McEnroe, Bjorn Borg, Ivan Lendl and others eventually caught up to Connors and he became just a part of a talented group of top players. He won four more U.S. Open titles and captured a second Wimbledon title eight years after his first. Despite an injury-plagued decade in the 1980s he made a stirring run to the semi-finals of the U.S. Open in 1991 just as he turned 39.
But winning and being No. 1 were just part of Connors’ legacy. He also had more “incidents” on court than any player in history. He once called an umpire an “abortion.” He once raced to the other side of the court to erase the mark of a ball that was called good but might have been out. He loved to trash talk with opponents, especially McEnroe, and, by his own estimation, was hated by about 99 percent of the media.

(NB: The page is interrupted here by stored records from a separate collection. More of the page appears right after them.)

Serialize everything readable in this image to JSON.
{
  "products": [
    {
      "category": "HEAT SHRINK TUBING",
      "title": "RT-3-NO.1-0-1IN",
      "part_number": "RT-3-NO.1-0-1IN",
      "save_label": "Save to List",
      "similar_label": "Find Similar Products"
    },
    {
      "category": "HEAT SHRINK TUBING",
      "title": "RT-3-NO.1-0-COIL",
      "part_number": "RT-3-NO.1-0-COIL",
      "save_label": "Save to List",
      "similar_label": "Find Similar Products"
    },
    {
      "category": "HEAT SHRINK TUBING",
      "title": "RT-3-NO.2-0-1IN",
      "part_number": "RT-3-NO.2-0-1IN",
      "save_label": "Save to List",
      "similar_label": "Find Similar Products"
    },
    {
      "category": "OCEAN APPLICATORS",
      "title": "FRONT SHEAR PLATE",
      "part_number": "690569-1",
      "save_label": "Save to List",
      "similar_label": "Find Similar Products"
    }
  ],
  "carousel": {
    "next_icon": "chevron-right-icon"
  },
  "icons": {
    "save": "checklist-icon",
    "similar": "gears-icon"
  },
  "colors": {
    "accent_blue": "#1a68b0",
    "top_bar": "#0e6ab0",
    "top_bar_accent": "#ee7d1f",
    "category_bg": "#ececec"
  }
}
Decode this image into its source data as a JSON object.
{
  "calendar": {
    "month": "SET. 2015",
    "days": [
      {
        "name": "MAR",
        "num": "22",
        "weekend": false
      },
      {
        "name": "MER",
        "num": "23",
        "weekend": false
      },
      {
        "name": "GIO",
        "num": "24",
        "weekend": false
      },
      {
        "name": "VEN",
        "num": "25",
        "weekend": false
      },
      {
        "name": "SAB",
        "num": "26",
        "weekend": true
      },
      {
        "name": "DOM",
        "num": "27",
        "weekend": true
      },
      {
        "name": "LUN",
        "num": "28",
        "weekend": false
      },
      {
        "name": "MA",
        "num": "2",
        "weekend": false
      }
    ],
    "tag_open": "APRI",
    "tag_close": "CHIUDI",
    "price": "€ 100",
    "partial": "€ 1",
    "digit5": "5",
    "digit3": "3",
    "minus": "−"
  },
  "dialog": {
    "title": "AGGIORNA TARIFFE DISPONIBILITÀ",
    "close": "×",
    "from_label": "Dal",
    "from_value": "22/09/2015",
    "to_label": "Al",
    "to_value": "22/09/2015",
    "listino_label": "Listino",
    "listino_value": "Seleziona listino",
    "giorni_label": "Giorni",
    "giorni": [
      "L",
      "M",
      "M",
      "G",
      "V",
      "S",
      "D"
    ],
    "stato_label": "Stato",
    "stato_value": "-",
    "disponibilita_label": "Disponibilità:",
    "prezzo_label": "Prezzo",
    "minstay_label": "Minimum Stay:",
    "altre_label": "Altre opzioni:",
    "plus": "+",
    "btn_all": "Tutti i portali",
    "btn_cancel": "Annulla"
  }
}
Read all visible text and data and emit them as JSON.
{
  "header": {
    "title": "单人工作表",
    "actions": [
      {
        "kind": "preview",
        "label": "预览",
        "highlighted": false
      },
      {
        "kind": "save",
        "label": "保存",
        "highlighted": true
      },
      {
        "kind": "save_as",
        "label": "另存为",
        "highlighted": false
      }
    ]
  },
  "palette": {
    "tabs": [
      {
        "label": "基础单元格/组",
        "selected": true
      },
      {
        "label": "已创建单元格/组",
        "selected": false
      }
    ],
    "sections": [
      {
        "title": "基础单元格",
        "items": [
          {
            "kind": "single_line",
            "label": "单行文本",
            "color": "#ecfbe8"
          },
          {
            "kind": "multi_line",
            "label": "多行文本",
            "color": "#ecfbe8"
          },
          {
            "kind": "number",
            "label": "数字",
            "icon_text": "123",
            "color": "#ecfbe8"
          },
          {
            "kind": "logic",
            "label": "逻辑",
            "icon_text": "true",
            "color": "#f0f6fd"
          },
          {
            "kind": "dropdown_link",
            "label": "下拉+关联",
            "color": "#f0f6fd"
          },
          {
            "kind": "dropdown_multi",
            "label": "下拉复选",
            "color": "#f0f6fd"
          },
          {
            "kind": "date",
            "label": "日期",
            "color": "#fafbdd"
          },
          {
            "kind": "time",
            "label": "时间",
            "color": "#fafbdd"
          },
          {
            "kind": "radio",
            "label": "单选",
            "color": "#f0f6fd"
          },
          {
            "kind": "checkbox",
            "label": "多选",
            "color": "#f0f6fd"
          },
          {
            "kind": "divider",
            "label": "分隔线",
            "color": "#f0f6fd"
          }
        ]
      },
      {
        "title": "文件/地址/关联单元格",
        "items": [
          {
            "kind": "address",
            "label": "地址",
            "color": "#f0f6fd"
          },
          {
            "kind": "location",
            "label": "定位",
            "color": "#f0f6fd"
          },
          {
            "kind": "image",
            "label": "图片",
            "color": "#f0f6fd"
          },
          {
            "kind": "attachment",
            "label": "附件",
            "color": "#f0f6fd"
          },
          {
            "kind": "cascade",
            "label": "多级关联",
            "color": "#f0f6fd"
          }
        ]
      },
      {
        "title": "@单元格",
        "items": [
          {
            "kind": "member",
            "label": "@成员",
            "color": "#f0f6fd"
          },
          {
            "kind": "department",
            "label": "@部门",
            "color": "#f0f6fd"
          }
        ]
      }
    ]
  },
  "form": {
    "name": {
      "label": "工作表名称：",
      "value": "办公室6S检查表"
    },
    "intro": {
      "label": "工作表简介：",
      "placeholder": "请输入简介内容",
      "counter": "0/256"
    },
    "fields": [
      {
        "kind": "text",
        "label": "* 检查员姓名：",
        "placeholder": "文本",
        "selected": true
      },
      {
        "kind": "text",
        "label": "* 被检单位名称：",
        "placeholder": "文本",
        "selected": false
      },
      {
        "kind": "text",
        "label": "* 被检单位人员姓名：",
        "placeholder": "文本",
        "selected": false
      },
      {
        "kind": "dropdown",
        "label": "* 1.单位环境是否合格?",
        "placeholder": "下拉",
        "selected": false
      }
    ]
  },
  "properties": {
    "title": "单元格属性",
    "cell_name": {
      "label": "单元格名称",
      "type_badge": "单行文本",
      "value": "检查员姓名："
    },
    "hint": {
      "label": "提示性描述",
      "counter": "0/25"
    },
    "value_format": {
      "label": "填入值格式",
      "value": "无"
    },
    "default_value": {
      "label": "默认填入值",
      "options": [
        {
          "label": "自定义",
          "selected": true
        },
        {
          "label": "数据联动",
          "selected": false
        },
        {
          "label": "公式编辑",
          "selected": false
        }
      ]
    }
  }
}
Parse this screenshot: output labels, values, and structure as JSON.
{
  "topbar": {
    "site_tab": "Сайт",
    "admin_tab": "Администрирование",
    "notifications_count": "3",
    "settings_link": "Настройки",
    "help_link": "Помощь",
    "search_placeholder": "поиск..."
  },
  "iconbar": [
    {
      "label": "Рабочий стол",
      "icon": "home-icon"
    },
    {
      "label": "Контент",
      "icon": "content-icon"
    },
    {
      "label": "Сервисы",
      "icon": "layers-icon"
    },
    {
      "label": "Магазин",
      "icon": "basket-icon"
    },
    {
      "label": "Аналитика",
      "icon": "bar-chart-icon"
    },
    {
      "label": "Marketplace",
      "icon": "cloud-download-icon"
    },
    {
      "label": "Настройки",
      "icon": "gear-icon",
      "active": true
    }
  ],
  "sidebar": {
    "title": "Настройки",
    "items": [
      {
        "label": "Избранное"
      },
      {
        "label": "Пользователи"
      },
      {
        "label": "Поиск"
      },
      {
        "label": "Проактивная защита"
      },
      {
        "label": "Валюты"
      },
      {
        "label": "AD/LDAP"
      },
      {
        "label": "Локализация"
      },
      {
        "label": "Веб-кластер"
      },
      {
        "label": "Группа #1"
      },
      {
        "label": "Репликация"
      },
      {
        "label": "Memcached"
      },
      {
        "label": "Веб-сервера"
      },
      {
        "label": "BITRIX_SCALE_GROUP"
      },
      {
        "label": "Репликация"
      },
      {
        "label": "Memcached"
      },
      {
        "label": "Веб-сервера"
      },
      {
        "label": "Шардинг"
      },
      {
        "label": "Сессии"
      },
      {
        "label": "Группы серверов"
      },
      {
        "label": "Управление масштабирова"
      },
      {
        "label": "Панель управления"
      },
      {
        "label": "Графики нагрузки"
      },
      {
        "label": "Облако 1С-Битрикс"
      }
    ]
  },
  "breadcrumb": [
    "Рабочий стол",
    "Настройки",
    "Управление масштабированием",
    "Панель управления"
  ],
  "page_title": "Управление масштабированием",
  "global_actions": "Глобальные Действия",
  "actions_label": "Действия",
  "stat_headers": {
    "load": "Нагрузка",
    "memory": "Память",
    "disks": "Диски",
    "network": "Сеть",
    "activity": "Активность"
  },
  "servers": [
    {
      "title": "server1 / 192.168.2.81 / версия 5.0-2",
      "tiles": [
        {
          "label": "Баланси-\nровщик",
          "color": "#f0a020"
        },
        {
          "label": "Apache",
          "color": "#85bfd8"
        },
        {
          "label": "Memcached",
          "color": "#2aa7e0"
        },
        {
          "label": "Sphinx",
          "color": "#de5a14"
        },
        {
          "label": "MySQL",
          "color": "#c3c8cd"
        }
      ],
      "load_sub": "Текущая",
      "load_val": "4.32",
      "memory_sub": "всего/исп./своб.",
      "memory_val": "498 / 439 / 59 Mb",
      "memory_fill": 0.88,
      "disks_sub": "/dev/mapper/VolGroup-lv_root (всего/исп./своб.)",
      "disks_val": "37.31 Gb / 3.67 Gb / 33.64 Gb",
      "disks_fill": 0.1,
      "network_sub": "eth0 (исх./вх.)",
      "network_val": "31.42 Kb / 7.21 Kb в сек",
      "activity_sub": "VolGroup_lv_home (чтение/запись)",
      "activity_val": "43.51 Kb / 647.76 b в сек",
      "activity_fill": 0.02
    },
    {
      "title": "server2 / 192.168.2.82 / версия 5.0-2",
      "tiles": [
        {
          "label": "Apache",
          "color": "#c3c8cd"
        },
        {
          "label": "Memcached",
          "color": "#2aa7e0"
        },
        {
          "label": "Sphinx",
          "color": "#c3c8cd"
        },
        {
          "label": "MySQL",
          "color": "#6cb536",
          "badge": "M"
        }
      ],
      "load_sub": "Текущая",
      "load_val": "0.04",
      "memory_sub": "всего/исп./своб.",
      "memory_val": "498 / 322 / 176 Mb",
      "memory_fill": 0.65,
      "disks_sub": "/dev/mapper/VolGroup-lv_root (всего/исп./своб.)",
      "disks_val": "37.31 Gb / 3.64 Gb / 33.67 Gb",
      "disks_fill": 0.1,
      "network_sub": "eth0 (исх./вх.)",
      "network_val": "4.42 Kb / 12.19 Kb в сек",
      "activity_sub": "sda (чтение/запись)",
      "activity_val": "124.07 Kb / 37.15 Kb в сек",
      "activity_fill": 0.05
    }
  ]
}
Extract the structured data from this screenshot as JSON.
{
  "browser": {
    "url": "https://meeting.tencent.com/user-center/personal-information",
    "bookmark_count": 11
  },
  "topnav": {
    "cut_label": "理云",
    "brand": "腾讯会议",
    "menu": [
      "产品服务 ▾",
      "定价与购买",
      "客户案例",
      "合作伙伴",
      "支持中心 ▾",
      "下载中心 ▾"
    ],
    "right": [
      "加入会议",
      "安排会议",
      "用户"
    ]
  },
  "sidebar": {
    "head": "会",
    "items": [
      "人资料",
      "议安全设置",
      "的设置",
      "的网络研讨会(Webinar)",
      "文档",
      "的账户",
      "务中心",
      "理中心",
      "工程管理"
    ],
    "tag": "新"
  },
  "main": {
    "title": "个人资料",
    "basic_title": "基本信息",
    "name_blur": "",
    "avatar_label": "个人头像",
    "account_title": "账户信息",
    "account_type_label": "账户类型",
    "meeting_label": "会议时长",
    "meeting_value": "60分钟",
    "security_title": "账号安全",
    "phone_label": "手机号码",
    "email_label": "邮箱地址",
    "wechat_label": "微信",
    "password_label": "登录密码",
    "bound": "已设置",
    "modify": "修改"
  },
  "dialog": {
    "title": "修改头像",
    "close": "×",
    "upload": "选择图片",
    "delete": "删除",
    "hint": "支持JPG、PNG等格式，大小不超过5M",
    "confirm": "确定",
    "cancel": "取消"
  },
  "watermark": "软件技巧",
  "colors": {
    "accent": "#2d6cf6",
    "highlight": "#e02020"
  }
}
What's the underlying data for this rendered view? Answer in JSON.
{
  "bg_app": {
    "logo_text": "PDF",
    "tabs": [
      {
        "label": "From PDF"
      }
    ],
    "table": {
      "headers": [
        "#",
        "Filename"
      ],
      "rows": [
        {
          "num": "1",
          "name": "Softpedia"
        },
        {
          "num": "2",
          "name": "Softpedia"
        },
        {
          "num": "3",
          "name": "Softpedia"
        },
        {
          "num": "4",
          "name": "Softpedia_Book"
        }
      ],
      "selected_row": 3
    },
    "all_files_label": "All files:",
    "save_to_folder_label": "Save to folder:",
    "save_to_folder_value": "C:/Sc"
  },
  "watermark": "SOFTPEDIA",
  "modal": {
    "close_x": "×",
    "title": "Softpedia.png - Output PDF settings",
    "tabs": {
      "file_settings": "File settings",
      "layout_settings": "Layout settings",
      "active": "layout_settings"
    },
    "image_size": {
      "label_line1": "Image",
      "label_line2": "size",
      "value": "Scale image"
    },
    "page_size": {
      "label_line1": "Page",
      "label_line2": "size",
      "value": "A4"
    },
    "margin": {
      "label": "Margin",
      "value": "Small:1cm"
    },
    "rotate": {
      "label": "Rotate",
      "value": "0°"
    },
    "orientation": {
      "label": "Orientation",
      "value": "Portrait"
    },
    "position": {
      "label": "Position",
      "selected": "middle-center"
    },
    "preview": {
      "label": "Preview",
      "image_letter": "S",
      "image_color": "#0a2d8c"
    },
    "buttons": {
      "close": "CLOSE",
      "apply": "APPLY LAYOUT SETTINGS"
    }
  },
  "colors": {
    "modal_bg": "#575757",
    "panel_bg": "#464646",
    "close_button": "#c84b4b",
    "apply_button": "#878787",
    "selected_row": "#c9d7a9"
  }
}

On the plus side, you could not find a better competitor. He simply never gave up. In that memorable 1991 U.S. Open he came back from two-sets, 3-0 down to beat a player 14 years his junior (Patrick McEnroe) in five sets in the opening round.
Connors is the only player I ever saw who had the ability to break concentration between points. He could banter with the crowd and then be locked in once the next ball was in play. Most players are steel-faced and tortured while playing. Connors thoroughly enjoyed himself on the court. He didn’t care if you rooted for or against him just so long as you were there.
Connors has just written his memoir not surprisingly called “The Outsider.” It is an honest and straightforward autobiography, exactly what you would expect from him. If you thought he was an obnoxious jerk before reading the book you’ll still think he’s an obnoxious jerk after finishing it. The only difference is that you will realize he wears the moniker as a badge of honor. He is who he is.